It could have been any late fall day at Landis. The skies shifted ever so slowly from threatening clouds to cleansing rain and, suddenly, cleared. The weathered barn door of the Meeting House was thrown open, and as if on cue a luminous double rainbow spanning the Schoharie Valley appeared.
Though the Meeting House barn door is gone, the view seen through two walls of windows and glass doors is no less spectacular. A wrap-around deck has recently been enhanced by a stone retaining wall. Landscaping and a patio allowing additional seating are planned for the spring. And so the improvements to the Meeting House progress. Some, like those mentioned, are visible at first glance, while others quietly elevate the functionality of the facility. These enhancements include gravel paths, roof vents, a storage shed with counter space, a widened driveway, and additional outside lighting.
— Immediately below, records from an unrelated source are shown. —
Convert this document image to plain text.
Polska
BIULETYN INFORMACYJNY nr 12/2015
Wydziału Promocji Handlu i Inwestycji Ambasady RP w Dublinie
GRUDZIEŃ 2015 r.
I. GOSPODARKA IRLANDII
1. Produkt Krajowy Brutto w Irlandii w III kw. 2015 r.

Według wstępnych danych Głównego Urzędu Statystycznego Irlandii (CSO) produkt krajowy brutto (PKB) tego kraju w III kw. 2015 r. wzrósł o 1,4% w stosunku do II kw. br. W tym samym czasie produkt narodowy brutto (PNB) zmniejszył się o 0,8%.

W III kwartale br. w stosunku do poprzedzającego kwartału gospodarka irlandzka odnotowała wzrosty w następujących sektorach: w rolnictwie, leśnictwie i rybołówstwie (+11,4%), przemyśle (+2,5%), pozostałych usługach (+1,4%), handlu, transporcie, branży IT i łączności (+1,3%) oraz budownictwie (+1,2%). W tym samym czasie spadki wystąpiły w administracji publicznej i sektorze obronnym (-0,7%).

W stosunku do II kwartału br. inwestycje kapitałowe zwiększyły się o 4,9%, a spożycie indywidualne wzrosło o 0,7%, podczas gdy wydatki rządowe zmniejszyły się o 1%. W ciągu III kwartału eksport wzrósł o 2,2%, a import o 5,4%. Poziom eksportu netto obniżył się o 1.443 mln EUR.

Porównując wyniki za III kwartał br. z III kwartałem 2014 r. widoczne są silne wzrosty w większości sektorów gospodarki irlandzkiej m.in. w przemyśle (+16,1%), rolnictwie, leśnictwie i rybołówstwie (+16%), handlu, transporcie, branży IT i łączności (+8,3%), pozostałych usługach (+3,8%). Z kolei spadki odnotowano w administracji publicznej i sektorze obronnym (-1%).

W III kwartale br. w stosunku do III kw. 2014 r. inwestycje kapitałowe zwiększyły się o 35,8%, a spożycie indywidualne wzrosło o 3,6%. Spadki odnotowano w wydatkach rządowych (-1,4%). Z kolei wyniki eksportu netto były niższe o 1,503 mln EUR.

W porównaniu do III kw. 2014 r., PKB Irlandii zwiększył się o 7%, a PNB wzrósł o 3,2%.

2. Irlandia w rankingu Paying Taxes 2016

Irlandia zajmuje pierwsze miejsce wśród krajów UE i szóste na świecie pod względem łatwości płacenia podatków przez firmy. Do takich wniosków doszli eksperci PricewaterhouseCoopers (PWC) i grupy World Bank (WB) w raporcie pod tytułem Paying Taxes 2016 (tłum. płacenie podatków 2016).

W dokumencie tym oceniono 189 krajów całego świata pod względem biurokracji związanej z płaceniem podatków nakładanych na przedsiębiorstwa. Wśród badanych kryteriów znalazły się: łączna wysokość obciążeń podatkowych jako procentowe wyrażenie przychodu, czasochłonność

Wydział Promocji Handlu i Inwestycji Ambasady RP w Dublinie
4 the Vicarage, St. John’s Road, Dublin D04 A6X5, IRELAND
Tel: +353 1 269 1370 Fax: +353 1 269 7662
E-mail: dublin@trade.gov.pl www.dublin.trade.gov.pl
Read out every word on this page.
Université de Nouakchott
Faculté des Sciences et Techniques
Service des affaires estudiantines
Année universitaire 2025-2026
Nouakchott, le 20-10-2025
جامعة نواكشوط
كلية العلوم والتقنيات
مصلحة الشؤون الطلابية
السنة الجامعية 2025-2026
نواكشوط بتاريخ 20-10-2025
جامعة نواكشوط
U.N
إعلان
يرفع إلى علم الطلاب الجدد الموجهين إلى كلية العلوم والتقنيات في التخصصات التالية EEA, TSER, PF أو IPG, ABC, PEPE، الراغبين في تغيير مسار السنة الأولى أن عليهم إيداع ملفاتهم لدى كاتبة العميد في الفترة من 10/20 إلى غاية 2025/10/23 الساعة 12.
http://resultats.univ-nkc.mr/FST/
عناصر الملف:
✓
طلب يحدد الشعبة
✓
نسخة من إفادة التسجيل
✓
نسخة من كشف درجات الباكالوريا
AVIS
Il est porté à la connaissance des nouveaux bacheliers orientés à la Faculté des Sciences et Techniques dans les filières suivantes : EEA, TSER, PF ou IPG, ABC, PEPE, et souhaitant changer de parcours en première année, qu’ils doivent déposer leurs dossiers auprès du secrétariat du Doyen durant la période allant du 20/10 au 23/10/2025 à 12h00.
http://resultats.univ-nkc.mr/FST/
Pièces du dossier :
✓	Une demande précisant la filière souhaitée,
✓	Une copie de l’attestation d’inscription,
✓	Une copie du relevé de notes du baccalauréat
But the real magic is what has been happening inside and around the structure. Events, big and small, have filled the space with visitors: birthday celebrants, music aficionados and budding stars, picnickers, employee groups, and wedding parties. As Special Events Coordinator Wendy Kass said, “We’re just getting started.” She and Board President Jim Paley teamed up with local music promoters, Sam and Noël Bates and Jim Miller, to establish an Arts and Entertainment Committee and present two ongoing musical events, the Full Moon Music Series and the Landis Acoustic Music Series. These were joined by a host of other performances including the Upper Catskill String Quartet, the Albany Gay Men’s Chorus, and multiple Open Mic nights.
Next year’s schedule will be even better with other notable performers to attract new audiences. And then there are the weddings, Wendy’s area of special interest. After last year’s nearly half a dozen bookings, she has already had 42 additional inquiries. Rural weddings are trending, and Landis has proven itself an ideal choice for couples seeking a mix of rustic tranquility, simple elegance, and an unmatched scenic locale. Affordability and proximity to the Capital Region are other important assets. Wendy noted, “They are so welcomed; we’re a fast-growing part of the Arboretum .… This is from zero to 60 in three years.”
Indeed, just a few years ago, none of this seemed possible. With the momentum fueled by the growth of the Arts & Entertainment and Special Events Committees, successful fundraising and grant writing, and enthusiastic response from the public and Arboretum supporters, “The Meeting House Complex” is becoming a reality. As Jim promised, “We’re not done yet.” The future might include solar panels, additional landscaping by the pond, and, of course, fully accessible bathrooms, making the Meeting House truly welcoming as a three-season classroom and event space. Wendy and Jim agree: “The sky’s the limit.”